The problem for those who considered stepping forward were the legal consequences to them, and more importantly to their potentially violent loved ones. It is a paradox that has led many Americans with valuable information to remain silent.
Consider the case of 22-year-old Adam Shafi, son of a Silicon Valley executive. After discovering that Adam had a number of flirtations with extremist ideology, his worried father contacted the FBI, trusting that they would derail his son’s plans and reward the family’s cooperation. Instead, the elder Mr. Shafi was placed in the nightmarish situation of becoming responsible for his son’s arrest and subsequent incarceration.
Today, the most visible threat on U.S.soil is not ISIS, but far-right extremism. From 2009-2018, according to Anti-Defamation League (ADL) figures, the far right has been responsible for 73 percent of domestic extremist-related fatalities. At least 50 people in the United States were murdered by far-right extremists last year — the largest number since the Oklahoma City bombing in 1995.
With rising right-wing white nationalism, the same concerns come up as in the Shafi case. Before Dylann Roof went on a rampage at Emmanuel AME Church in Charleston, S.C., killing African American parishioners at Bible study, his family and friends witnessed, but failed to report, his troubling rants. A Washington, D.C., mother recently wrote a powerful, anonymous piece in Washingtonian Magazine detailing her son’s seduction and, mercifully, his apparent disillusionment with alt-right propaganda. In many of the recent mass shootings, family members, teacher or friends saw warnings but failed to act out of fear of the consequences to young men who later committed heinous crimes.
Part of the solution may be a departure from the criminal justice system paradigm. While some studies show that deradicalization efforts targeting violence-prone white nationalist adherents are less successful than efforts focusing on “push factors” (disillusionment with the movement, its goals or its leadership) Serve2Unite and the Free Radicals Project, started by former neo-Nazi Christian Picciolini, use intensive encounters to restructure the narrative leading to violence. Each relies on trusted messengers — people perceived by violence-vulnerable youths as sharing their experiences of alienation and anger.

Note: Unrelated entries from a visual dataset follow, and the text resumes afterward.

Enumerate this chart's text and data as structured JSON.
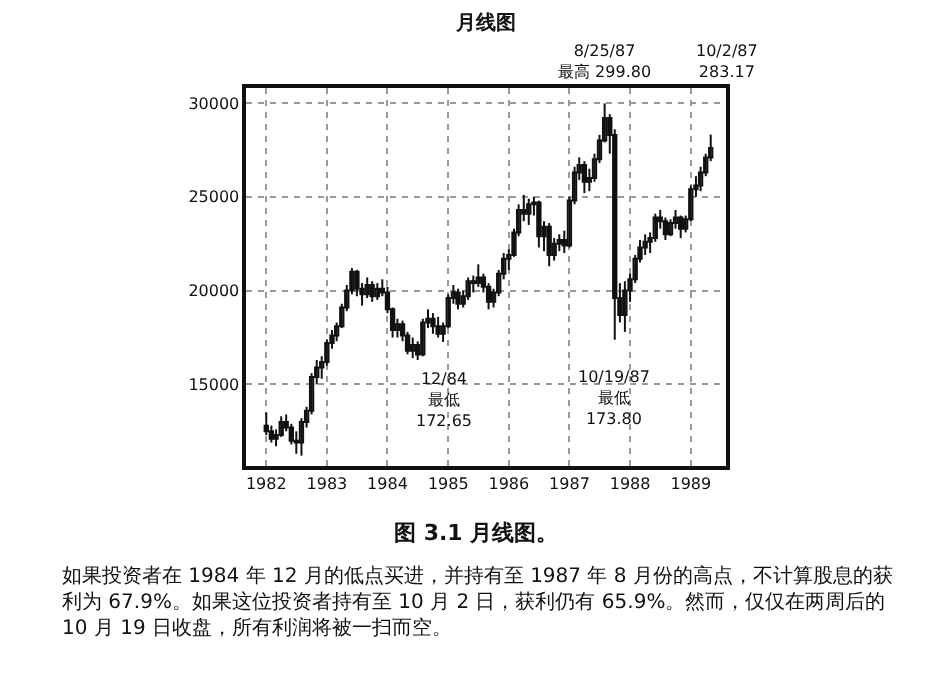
{
  "chart_data": {
    "type": "candlestick",
    "title": "月线图",
    "x": [
      "1982-01",
      "1982-02",
      "1982-03",
      "1982-04",
      "1982-05",
      "1982-06",
      "1982-07",
      "1982-08",
      "1982-09",
      "1982-10",
      "1982-11",
      "1982-12",
      "1983-01",
      "1983-02",
      "1983-03",
      "1983-04",
      "1983-05",
      "1983-06",
      "1983-07",
      "1983-08",
      "1983-09",
      "1983-10",
      "1983-11",
      "1983-12",
      "1984-01",
      "1984-02",
      "1984-03",
      "1984-04",
      "1984-05",
      "1984-06",
      "1984-07",
      "1984-08",
      "1984-09",
      "1984-10",
      "1984-11",
      "1984-12",
      "1985-01",
      "1985-02",
      "1985-03",
      "1985-04",
      "1985-05",
      "1985-06",
      "1985-07",
      "1985-08",
      "1985-09",
      "1985-10",
      "1985-11",
      "1985-12",
      "1986-01",
      "1986-02",
      "1986-03",
      "1986-04",
      "1986-05",
      "1986-06",
      "1986-07",
      "1986-08",
      "1986-09",
      "1986-10",
      "1986-11",
      "1986-12",
      "1987-01",
      "1987-02",
      "1987-03",
      "1987-04",
      "1987-05",
      "1987-06",
      "1987-07",
      "1987-08",
      "1987-09",
      "1987-10",
      "1987-11",
      "1987-12",
      "1988-01",
      "1988-02",
      "1988-03",
      "1988-04",
      "1988-05",
      "1988-06",
      "1988-07",
      "1988-08",
      "1988-09",
      "1988-10",
      "1988-11",
      "1988-12",
      "1989-01",
      "1989-02",
      "1989-03",
      "1989-04",
      "1989-05"
    ],
    "ohlc": [
      [
        12800,
        13500,
        12300,
        12500
      ],
      [
        12500,
        12800,
        11900,
        12100
      ],
      [
        12100,
        12600,
        11700,
        12300
      ],
      [
        12300,
        13300,
        12200,
        13000
      ],
      [
        13000,
        13400,
        12500,
        12700
      ],
      [
        12700,
        12900,
        11800,
        12000
      ],
      [
        12000,
        12500,
        11300,
        11900
      ],
      [
        11900,
        13200,
        11200,
        13000
      ],
      [
        13000,
        13800,
        12700,
        13600
      ],
      [
        13600,
        15600,
        13400,
        15400
      ],
      [
        15400,
        16300,
        15000,
        15900
      ],
      [
        15900,
        16500,
        15300,
        16200
      ],
      [
        16200,
        17400,
        16000,
        17200
      ],
      [
        17200,
        17900,
        16900,
        17600
      ],
      [
        17600,
        18300,
        17300,
        18100
      ],
      [
        18100,
        19300,
        18000,
        19100
      ],
      [
        19100,
        20300,
        18900,
        20000
      ],
      [
        20000,
        21200,
        19800,
        21000
      ],
      [
        21000,
        21100,
        19700,
        20100
      ],
      [
        20100,
        20400,
        19200,
        19800
      ],
      [
        19800,
        20700,
        19600,
        20300
      ],
      [
        20300,
        20500,
        19400,
        19700
      ],
      [
        19700,
        20400,
        19500,
        20100
      ],
      [
        20100,
        20600,
        19700,
        19900
      ],
      [
        19900,
        20200,
        18800,
        19000
      ],
      [
        19000,
        19100,
        17500,
        17900
      ],
      [
        17900,
        18500,
        17500,
        18200
      ],
      [
        18200,
        18400,
        17300,
        17600
      ],
      [
        17600,
        17800,
        16600,
        16800
      ],
      [
        16800,
        17500,
        16400,
        17100
      ],
      [
        17100,
        17300,
        16300,
        16600
      ],
      [
        16600,
        18500,
        16500,
        18300
      ],
      [
        18300,
        19000,
        18000,
        18500
      ],
      [
        18500,
        18800,
        17700,
        18100
      ],
      [
        18100,
        18600,
        17500,
        17700
      ],
      [
        17700,
        18300,
        17265,
        18100
      ],
      [
        18100,
        19800,
        18000,
        19600
      ],
      [
        19600,
        20300,
        19300,
        19900
      ],
      [
        19900,
        20100,
        19000,
        19300
      ],
      [
        19300,
        20000,
        19100,
        19700
      ],
      [
        19700,
        20700,
        19500,
        20500
      ],
      [
        20500,
        20800,
        19900,
        20400
      ],
      [
        20400,
        21400,
        20200,
        20700
      ],
      [
        20700,
        20900,
        19900,
        20200
      ],
      [
        20200,
        20400,
        19000,
        19400
      ],
      [
        19400,
        20100,
        19100,
        19900
      ],
      [
        19900,
        21100,
        19700,
        20900
      ],
      [
        20900,
        22000,
        20600,
        21700
      ],
      [
        21700,
        22200,
        21100,
        21900
      ],
      [
        21900,
        23300,
        21800,
        23100
      ],
      [
        23100,
        24600,
        22900,
        24300
      ],
      [
        24300,
        25100,
        23700,
        24100
      ],
      [
        24100,
        24900,
        23500,
        24600
      ],
      [
        24600,
        25000,
        24000,
        24700
      ],
      [
        24700,
        24800,
        22300,
        22900
      ],
      [
        22900,
        23700,
        22100,
        23400
      ],
      [
        23400,
        23600,
        21300,
        21900
      ],
      [
        21900,
        22800,
        21600,
        22500
      ],
      [
        22500,
        23000,
        22100,
        22700
      ],
      [
        22700,
        23200,
        22000,
        22400
      ],
      [
        22400,
        25000,
        22300,
        24800
      ],
      [
        24800,
        26600,
        24600,
        26300
      ],
      [
        26300,
        27100,
        25900,
        26700
      ],
      [
        26700,
        26900,
        25200,
        25800
      ],
      [
        25800,
        26500,
        25300,
        26000
      ],
      [
        26000,
        27300,
        25800,
        27000
      ],
      [
        27000,
        28300,
        26800,
        28000
      ],
      [
        28000,
        29980,
        27900,
        29200
      ],
      [
        29200,
        29400,
        27300,
        28300
      ],
      [
        28300,
        28600,
        17380,
        19600
      ],
      [
        19600,
        20400,
        18300,
        18700
      ],
      [
        18700,
        20500,
        17800,
        20000
      ],
      [
        20000,
        20900,
        19400,
        20600
      ],
      [
        20600,
        21900,
        20400,
        21700
      ],
      [
        21700,
        22700,
        21500,
        22300
      ],
      [
        22300,
        23000,
        21900,
        22600
      ],
      [
        22600,
        23100,
        22000,
        22800
      ],
      [
        22800,
        24100,
        22600,
        23900
      ],
      [
        23900,
        24300,
        23300,
        23700
      ],
      [
        23700,
        23900,
        22700,
        23000
      ],
      [
        23000,
        23800,
        22900,
        23600
      ],
      [
        23600,
        24300,
        23300,
        23900
      ],
      [
        23900,
        24000,
        22800,
        23300
      ],
      [
        23300,
        24000,
        23100,
        23800
      ],
      [
        23800,
        25600,
        23700,
        25400
      ],
      [
        25400,
        26100,
        25000,
        25600
      ],
      [
        25600,
        26600,
        25300,
        26300
      ],
      [
        26300,
        27300,
        26100,
        27100
      ],
      [
        27100,
        28317,
        26900,
        27600
      ]
    ],
    "color": "#111111",
    "xlim": [
      "1981-09",
      "1989-08"
    ],
    "xticks": [
      {
        "value": "1982-01",
        "label": "1982"
      },
      {
        "value": "1983-01",
        "label": "1983"
      },
      {
        "value": "1984-01",
        "label": "1984"
      },
      {
        "value": "1985-01",
        "label": "1985"
      },
      {
        "value": "1986-01",
        "label": "1986"
      },
      {
        "value": "1987-01",
        "label": "1987"
      },
      {
        "value": "1988-01",
        "label": "1988"
      },
      {
        "value": "1989-01",
        "label": "1989"
      }
    ],
    "ylim": [
      10650,
      30800
    ],
    "yticks": [
      15000,
      20000,
      25000,
      30000
    ],
    "grid": true,
    "line_style": "dotted",
    "annotations": [
      {
        "text": "8/25/87\n最高 299.80",
        "x": "1987-08",
        "y": 29980
      },
      "10/2/87\n283.17",
      {
        "text": "12/84\n最低\n172.65",
        "x": "1984-12",
        "y": 17265
      },
      {
        "text": "10/19/87\n最低\n173.80",
        "x": "1987-10",
        "y": 17380
      },
      "图 3.1 月线图。",
      "如果投资者在 1984 年 12 月的低点买进，并持有至 1987 年 8 月份的高点，不计算股息的获利为 67.9%。如果这位投资者持有至 10 月 2 日，获利仍有 65.9%。然而，仅仅在两周后的 10 月 19 日收盘，所有利润将被一扫而空。"
    ]
  }
}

Beyond this, experimental programs in “off-ramping” — using intensive social services, counseling and job training — have received little attention or funding in the U.S. but have yielded promising results in Europe and the United Kingdom. Groups such as GIRDS in Germany and the Institute for Strategic Dialogue based in London both have spent 10 years or more on developing and refining methods applicable to radicalization across the political spectrum. Meanwhile, one of the early acts taken by the Trump administration in 2016 was to redirect all of DHS efforts at counter-radicalization on the right to combating ISIS-driven radicalization.
Off-ramping could save lives by redirecting and supervising some of the most at-risk young men; prevent family tragedies such as the Shafi case by providing a safe reporting mechanism; and provide more solid data on what drives radicalization by providing case-study metrics.
Whether charges against the surviving mass shooter are brought in federal court or state court, whether it is called domestic terrorism or mass murder, the difference is largely symbolic. The perpetrators, and their 8chan and Gab fellow travelers, expect a prosecution. The most important thing now — as a passionate crowd implored Gov. Mike DeWine in Dayton this week — is that government “do something.” Off-ramping does not require new law, just allocation of funding and the political will to try something different.